Student and faculty volunteers partnered with the Indian Association of Kansas City to conduct the annual IAKC Health Fair. The event offered screenings for a number of medical conditions, as well as providing basic health and wellness information.

“This is definitely APAMSA’s largest event of the year,” said Sanju Eswaran, MS 4, event co-chair. Vivek Vallurupalli, MS 3, Muhammad Alikhan, MS 3, and Roshani Desai, MS 3, all served as co-chairs, as well.

Nearly 50 students, faculty and community physician volunteers participated in the half-day event that was open to the entire community of Kansas City. Eswaran said that while the majority of those who came for the screenings were of Indian descent, the event drew people of different origins throughout the world.

Volunteers provided basic screenings for blood sugar, cholesterol and lipid panels, blood pressure, vision, body mass index, and dental hygiene.

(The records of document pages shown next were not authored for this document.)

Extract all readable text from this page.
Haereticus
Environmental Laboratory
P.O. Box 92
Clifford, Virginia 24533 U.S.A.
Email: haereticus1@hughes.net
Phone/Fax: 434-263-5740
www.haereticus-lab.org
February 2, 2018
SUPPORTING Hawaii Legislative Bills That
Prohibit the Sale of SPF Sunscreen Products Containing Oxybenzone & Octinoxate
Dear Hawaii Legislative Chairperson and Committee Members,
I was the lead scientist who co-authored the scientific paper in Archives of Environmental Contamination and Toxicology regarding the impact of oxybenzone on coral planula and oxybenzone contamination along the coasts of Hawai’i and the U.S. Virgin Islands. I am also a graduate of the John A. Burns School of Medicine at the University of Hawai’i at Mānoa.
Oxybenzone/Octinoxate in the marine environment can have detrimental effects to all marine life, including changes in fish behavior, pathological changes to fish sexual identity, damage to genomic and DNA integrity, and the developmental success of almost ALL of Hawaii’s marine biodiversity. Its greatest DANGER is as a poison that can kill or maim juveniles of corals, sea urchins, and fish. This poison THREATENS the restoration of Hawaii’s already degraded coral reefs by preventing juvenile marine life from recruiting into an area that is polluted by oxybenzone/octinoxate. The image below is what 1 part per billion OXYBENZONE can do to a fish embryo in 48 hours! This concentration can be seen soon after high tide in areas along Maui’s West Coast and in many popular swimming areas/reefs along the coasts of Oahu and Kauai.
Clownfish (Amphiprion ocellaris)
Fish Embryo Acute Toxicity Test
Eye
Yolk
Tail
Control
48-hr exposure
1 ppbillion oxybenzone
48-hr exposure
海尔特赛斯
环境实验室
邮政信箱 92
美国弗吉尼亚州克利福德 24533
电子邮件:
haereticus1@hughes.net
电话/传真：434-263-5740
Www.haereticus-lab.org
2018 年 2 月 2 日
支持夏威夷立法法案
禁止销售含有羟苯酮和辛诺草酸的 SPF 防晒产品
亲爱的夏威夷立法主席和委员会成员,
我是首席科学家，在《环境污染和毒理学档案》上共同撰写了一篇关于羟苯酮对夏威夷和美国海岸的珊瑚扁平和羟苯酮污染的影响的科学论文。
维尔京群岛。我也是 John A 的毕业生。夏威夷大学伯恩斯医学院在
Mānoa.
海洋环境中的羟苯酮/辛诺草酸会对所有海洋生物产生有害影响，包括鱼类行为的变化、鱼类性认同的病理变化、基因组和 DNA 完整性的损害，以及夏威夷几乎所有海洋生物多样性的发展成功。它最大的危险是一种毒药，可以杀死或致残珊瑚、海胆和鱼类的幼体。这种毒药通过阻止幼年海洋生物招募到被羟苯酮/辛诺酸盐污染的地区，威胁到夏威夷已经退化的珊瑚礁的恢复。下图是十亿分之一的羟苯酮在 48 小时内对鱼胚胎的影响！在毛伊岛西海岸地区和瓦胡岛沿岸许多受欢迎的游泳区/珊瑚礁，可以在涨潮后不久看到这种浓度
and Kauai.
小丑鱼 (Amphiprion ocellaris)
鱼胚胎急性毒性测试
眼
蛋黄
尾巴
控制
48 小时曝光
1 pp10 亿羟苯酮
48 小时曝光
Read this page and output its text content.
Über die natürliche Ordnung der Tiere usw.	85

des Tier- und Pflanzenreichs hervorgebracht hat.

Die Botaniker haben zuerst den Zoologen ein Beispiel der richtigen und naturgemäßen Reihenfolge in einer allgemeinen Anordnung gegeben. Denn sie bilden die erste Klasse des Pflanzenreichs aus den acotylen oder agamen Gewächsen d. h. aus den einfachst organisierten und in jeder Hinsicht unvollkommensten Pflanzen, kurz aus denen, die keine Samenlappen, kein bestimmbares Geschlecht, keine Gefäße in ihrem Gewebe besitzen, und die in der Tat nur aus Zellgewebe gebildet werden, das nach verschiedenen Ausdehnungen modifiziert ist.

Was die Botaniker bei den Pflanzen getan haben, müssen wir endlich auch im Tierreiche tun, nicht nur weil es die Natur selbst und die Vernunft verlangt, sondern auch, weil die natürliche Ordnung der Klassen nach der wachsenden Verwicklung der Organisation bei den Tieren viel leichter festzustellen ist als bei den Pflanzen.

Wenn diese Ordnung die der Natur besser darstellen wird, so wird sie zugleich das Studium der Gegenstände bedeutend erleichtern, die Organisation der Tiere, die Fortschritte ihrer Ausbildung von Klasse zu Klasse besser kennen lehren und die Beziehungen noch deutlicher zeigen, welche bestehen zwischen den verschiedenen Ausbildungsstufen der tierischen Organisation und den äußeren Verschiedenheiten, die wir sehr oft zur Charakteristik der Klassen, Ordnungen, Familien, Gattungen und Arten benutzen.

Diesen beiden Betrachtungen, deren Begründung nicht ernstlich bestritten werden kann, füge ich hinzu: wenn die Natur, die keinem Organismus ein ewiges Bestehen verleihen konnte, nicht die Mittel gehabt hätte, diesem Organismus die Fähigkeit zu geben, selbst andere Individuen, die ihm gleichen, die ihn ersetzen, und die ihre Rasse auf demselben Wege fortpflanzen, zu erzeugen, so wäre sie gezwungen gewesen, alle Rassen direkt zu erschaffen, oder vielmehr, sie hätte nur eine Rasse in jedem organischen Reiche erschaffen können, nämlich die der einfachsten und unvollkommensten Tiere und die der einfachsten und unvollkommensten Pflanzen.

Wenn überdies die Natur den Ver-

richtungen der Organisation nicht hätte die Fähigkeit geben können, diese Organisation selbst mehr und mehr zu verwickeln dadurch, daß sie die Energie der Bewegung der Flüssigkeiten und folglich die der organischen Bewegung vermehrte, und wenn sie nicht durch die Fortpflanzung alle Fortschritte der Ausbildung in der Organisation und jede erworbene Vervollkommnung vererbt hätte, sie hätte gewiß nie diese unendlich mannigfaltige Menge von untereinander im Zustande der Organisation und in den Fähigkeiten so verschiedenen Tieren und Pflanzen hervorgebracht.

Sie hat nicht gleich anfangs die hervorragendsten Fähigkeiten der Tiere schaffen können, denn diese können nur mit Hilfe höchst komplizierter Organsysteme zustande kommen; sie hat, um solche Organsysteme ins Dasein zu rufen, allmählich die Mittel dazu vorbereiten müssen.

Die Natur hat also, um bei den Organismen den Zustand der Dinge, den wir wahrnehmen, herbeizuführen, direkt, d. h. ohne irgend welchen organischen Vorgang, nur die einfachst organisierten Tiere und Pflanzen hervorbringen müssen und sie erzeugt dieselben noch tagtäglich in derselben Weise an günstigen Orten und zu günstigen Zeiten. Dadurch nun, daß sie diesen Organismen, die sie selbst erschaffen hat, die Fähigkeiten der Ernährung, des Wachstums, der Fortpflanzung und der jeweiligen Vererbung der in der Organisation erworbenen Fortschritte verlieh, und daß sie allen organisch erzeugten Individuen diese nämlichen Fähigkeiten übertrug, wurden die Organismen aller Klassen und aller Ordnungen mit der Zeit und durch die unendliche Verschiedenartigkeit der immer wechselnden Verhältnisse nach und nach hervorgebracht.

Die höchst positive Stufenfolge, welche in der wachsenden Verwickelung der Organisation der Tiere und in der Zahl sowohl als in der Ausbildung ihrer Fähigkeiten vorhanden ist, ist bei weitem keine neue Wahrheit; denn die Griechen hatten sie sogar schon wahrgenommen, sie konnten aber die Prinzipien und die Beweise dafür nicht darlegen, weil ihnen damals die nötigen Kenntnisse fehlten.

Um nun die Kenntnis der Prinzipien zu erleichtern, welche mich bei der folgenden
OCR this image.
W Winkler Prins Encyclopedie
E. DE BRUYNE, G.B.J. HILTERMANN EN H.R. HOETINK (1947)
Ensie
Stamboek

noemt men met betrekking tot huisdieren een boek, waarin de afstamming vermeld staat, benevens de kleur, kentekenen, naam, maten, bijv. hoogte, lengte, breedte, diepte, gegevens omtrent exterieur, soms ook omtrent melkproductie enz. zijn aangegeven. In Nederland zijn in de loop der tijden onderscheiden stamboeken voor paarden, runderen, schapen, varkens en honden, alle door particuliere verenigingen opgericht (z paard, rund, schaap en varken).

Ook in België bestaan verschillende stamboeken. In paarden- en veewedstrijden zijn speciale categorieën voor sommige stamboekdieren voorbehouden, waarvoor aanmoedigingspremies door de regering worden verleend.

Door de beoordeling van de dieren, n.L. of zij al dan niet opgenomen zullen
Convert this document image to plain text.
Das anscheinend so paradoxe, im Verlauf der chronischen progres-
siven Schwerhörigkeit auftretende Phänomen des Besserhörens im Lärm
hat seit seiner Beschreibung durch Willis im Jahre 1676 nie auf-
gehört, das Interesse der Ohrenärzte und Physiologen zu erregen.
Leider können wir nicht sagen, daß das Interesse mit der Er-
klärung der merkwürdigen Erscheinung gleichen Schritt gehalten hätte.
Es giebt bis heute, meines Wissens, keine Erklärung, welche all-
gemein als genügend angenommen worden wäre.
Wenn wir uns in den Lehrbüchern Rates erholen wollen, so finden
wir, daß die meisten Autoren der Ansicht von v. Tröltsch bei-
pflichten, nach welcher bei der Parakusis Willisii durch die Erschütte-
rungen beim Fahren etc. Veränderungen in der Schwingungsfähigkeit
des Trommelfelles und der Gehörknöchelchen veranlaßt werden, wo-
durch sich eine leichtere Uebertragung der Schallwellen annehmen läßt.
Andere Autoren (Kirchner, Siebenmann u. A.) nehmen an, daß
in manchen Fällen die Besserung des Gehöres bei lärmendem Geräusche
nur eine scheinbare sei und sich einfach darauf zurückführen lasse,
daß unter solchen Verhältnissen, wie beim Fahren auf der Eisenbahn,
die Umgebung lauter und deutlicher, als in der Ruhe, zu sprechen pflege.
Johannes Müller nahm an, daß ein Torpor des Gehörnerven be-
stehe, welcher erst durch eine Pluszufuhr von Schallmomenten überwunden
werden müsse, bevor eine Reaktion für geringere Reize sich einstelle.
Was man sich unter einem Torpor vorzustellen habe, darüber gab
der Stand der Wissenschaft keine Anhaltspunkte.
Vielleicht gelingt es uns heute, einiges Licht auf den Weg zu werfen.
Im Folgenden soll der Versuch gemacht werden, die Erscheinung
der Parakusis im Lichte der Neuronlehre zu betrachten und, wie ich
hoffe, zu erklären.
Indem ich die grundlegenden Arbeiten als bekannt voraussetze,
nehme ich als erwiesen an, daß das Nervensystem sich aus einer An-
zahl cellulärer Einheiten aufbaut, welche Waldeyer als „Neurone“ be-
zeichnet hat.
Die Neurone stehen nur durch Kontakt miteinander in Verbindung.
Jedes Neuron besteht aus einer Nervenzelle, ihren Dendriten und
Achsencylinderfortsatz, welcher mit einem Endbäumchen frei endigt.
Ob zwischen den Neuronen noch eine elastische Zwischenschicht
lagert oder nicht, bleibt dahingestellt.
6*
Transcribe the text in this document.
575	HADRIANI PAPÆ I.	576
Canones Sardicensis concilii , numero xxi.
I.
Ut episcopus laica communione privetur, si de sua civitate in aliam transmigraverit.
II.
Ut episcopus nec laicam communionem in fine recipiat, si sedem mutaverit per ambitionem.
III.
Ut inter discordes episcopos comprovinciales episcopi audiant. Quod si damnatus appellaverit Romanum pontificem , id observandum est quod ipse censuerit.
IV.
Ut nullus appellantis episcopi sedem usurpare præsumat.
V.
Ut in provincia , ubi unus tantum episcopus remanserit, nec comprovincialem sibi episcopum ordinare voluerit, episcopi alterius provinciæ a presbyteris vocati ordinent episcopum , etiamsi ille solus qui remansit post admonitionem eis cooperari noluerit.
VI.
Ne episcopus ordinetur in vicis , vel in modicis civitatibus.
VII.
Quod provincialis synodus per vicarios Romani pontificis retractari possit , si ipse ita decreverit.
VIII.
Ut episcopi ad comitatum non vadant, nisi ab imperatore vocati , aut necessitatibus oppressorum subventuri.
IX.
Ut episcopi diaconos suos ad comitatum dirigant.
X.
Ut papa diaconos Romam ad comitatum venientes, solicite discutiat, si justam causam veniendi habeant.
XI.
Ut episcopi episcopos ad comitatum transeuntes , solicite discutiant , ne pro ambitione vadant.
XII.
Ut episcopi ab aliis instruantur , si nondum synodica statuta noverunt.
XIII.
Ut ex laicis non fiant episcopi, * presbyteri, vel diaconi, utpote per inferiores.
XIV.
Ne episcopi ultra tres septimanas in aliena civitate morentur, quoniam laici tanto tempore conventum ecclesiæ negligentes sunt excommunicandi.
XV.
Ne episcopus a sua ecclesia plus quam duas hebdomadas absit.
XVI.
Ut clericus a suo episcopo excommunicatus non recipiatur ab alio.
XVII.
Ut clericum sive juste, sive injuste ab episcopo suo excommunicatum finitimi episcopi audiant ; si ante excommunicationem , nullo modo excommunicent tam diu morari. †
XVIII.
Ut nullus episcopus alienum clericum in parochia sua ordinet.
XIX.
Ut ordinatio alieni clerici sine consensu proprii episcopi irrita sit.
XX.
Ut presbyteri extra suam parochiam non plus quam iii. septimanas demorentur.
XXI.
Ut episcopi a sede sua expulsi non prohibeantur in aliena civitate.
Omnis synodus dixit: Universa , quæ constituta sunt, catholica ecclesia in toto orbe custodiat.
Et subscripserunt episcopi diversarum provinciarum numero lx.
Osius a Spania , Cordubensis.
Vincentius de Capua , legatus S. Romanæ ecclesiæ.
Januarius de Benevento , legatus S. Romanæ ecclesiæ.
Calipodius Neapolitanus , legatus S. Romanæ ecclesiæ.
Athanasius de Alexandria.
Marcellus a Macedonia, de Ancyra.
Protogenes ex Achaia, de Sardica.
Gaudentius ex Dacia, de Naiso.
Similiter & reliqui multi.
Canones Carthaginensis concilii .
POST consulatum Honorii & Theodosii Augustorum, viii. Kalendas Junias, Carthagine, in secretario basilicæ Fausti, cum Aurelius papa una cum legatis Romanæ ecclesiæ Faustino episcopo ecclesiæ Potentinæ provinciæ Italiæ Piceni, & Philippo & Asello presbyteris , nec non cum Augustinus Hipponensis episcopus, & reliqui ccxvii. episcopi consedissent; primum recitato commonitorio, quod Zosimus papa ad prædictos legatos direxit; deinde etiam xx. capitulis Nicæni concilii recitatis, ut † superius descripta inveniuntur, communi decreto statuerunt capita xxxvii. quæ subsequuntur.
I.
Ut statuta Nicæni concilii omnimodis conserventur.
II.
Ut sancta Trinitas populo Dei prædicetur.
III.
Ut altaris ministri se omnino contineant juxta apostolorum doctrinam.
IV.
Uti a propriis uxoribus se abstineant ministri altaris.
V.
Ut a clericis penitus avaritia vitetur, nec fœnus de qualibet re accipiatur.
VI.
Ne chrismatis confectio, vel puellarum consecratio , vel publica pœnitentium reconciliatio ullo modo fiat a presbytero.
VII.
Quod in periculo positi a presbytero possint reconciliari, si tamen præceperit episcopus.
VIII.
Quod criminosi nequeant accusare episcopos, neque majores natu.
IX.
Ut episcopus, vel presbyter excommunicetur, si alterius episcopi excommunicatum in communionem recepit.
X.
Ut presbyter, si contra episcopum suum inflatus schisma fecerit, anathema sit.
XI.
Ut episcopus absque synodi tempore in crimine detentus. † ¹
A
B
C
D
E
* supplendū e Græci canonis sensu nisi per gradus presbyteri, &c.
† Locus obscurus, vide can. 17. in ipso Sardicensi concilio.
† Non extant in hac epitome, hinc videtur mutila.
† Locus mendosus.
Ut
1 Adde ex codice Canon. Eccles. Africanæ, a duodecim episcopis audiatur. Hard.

Many of the health care volunteers offered counseling about asthma and allergies, heart health, chiropractic care, mental wellness, cancer, pain, physician therapy, women’s health, as well as basic information on skin care, hair loss and nutrition.

There was also a new addition this year: yoga. The session emphasized the importance of  physical wellbeing and one’s mental health, Eswaran said.

APAMSA member Rmaah Memon, MS 2, said conducting the screenings and explaining the results to the patients helped reinforce the volunteers’ medical training while providing an important service to the community.

“Not only was that beneficial for our medical knowledge, but it also helped out IAKC members that otherwise would not have had these tests done,” she said. “There were several translators present, but I realized that a smile can go a long way when you don’t necessarily speak the same language.”